Farmers in Nyeri County soon to reap sweet returns from a GBM and USAID beekeeping project
The Green Belt Movement (GBM) has partnered with USAID to start a beekeeping and apiculture project in Nyeri County in Kenya. The pilot project kicked off on 16 May 2013 when beehives were given out in Nyeri County, Othaya and Tetu.
100 Kenya Top Bar Hives (KTBH) were given to farmers who were part of a previous USAID-funded project concluded in 2012. That project supported farmers to plant an amazing 2.4 million trees on river systems, forests and farms since 2008. The farmers received small funds for community-led tree nurseries based on the number of trees that were planted and survived under their care. The hives were issued as keeping bees was identified as an important way to sustain the project’s tree planting results through income generation.

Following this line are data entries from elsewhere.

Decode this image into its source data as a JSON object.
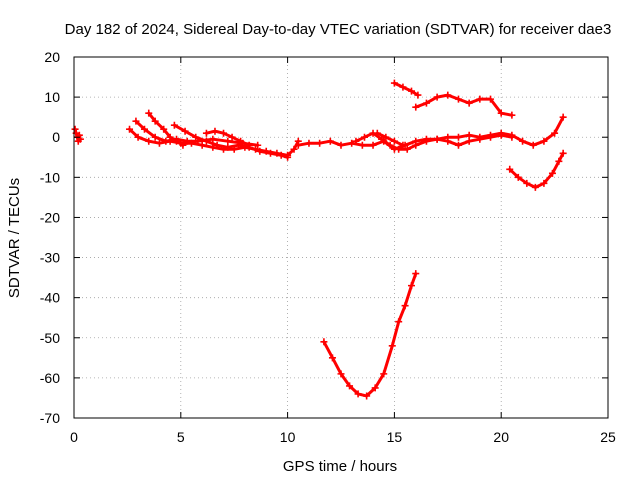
{
  "chart_data": {
    "type": "scatter",
    "title": "Day 182 of 2024, Sidereal Day-to-day VTEC variation (SDTVAR) for receiver dae3",
    "xlabel": "GPS time / hours",
    "ylabel": "SDTVAR / TECUs",
    "xlim": [
      0,
      25
    ],
    "ylim": [
      -70,
      20
    ],
    "xticks": [
      0,
      5,
      10,
      15,
      20,
      25
    ],
    "yticks": [
      20,
      10,
      0,
      -10,
      -20,
      -30,
      -40,
      -50,
      -60,
      -70
    ],
    "grid": true,
    "marker": "plus",
    "color": "#ff0000",
    "series": [
      {
        "name": "arc-1",
        "x": [
          0.05,
          0.1,
          0.15,
          0.2,
          0.25,
          0.3
        ],
        "y": [
          2,
          1,
          0,
          -1,
          0.5,
          -0.5
        ]
      },
      {
        "name": "arc-2",
        "x": [
          2.6,
          3.0,
          3.5,
          4.0,
          4.5,
          5.0,
          5.5,
          6.0,
          6.5,
          7.0,
          7.5,
          8.0,
          8.5,
          9.0,
          9.5,
          10.0,
          10.3,
          10.5
        ],
        "y": [
          2,
          0,
          -1,
          -1.5,
          -1,
          -1.5,
          -1.5,
          -2,
          -2.5,
          -3,
          -3,
          -2.5,
          -3,
          -3.5,
          -4,
          -4.5,
          -3,
          -1
        ]
      },
      {
        "name": "arc-3",
        "x": [
          2.9,
          3.3,
          3.8,
          4.3,
          4.8,
          5.3,
          5.8,
          6.5,
          7.2,
          7.9,
          8.6
        ],
        "y": [
          4,
          2,
          0,
          -1,
          -0.5,
          -1,
          -1,
          -0.5,
          -1,
          -1.5,
          -2
        ]
      },
      {
        "name": "arc-4",
        "x": [
          3.5,
          3.8,
          4.2,
          4.5,
          4.8,
          5.1
        ],
        "y": [
          6,
          4,
          2,
          0,
          -1,
          -2
        ]
      },
      {
        "name": "arc-5",
        "x": [
          4.7,
          5.2,
          5.7,
          6.2,
          6.7,
          7.2,
          7.7,
          8.2,
          8.7,
          9.2,
          9.7,
          10.0
        ],
        "y": [
          3,
          1.5,
          0,
          -1,
          -2,
          -2.5,
          -2,
          -2.5,
          -3.5,
          -4,
          -4.5,
          -5
        ]
      },
      {
        "name": "arc-6",
        "x": [
          6.2,
          6.6,
          7.0,
          7.4,
          7.8,
          8.2
        ],
        "y": [
          1,
          1.5,
          1,
          0,
          -1,
          -2
        ]
      },
      {
        "name": "arc-7",
        "x": [
          10.5,
          11.0,
          11.5,
          12.0,
          12.5,
          13.0,
          13.5,
          14.0,
          14.5,
          15.0,
          15.5,
          16.0,
          16.5,
          17.0,
          17.5,
          18.0,
          18.5,
          19.0,
          19.5,
          20.0,
          20.5,
          21.0,
          21.5,
          22.0,
          22.5,
          22.9
        ],
        "y": [
          -2,
          -1.5,
          -1.5,
          -1,
          -2,
          -1.5,
          -2,
          -2,
          -1,
          -3,
          -2,
          -1,
          -0.5,
          -0.5,
          0,
          0,
          0.5,
          0,
          0.5,
          1,
          0.5,
          -1,
          -2,
          -1,
          1,
          5
        ]
      },
      {
        "name": "arc-8",
        "x": [
          13.2,
          13.6,
          14.0,
          14.4,
          14.8,
          15.2,
          15.6,
          16.0,
          16.5,
          17.0,
          17.5,
          18.0,
          18.5,
          19.0,
          19.5,
          20.0,
          20.5
        ],
        "y": [
          -1,
          0,
          1,
          -0.5,
          -2,
          -3,
          -3,
          -2,
          -1,
          -0.5,
          -1,
          -2,
          -1,
          -0.5,
          0,
          0.5,
          0
        ]
      },
      {
        "name": "arc-9",
        "x": [
          14.2,
          14.6,
          15.0,
          15.4
        ],
        "y": [
          1,
          0,
          -1,
          -2
        ]
      },
      {
        "name": "arc-10",
        "x": [
          15.0,
          15.4,
          15.8,
          16.1
        ],
        "y": [
          13.5,
          12.5,
          11.5,
          10.5
        ]
      },
      {
        "name": "arc-11",
        "x": [
          16.0,
          16.5,
          17.0,
          17.5,
          18.0,
          18.5,
          19.0,
          19.5,
          20.0,
          20.5
        ],
        "y": [
          7.5,
          8.5,
          10,
          10.5,
          9.5,
          8.5,
          9.5,
          9.5,
          6,
          5.5
        ]
      },
      {
        "name": "arc-12",
        "x": [
          20.4,
          20.8,
          21.2,
          21.6,
          22.0,
          22.4,
          22.7,
          22.9
        ],
        "y": [
          -8,
          -10,
          -11.5,
          -12.5,
          -11.5,
          -9,
          -6,
          -4
        ]
      },
      {
        "name": "arc-13",
        "x": [
          11.7,
          12.1,
          12.5,
          12.9,
          13.3,
          13.7,
          14.1,
          14.5,
          14.9,
          15.2,
          15.5,
          15.8,
          16.0
        ],
        "y": [
          -51,
          -55,
          -59,
          -62,
          -64,
          -64.5,
          -62.5,
          -59,
          -52,
          -46,
          -42,
          -37,
          -34
        ]
      }
    ]
  }
}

GBM's Fridah Wahome (far right) with one of the tree nursery groups
In this region, beekeeping is an environmentally sustainable, economically viable and livelihood improving agricultural activity. Here, the bees will thrive on water catchments, rivers and streams where chemicals and intensive farming has not ousted local biodiversity and farmers have made efforts to conserve these waterways. The bees provide not just honey, but also propolis, pollen and beeswax for improved health and income while improving yields through pollination.
The farmers received small funds for community-led tree nurseries based on the number of trees that were planted and survived under their care
In Kenya, beekeeping contributes an estimated 25,000 Metric tonnes of honey annually; valued at close to 4.3 billion Kenya Shillings (51 million US dollars). It also contributes to Kenya’s National policy objectives spelt out in the Strategic Paper, ‘Vision 2030’ with emphasis on: food security, increased household incomes through value added bee products, employment creation, particularly for the women and youth, increased access to markets and conservation of the environment.
Farmers are placing the beehives along the same riparian reserves and water points on a 967 km stretch of riverbank which they had planted with indigenous trees with 10 hives per km and will be managed by members of the local community.
Speaking during the event when the beehives were given to the community, Njogu Kahare, a Senior Project Officer at GBM, commended the community on their past successes and explained this was the pilot phase of a new project focused on bee keeping.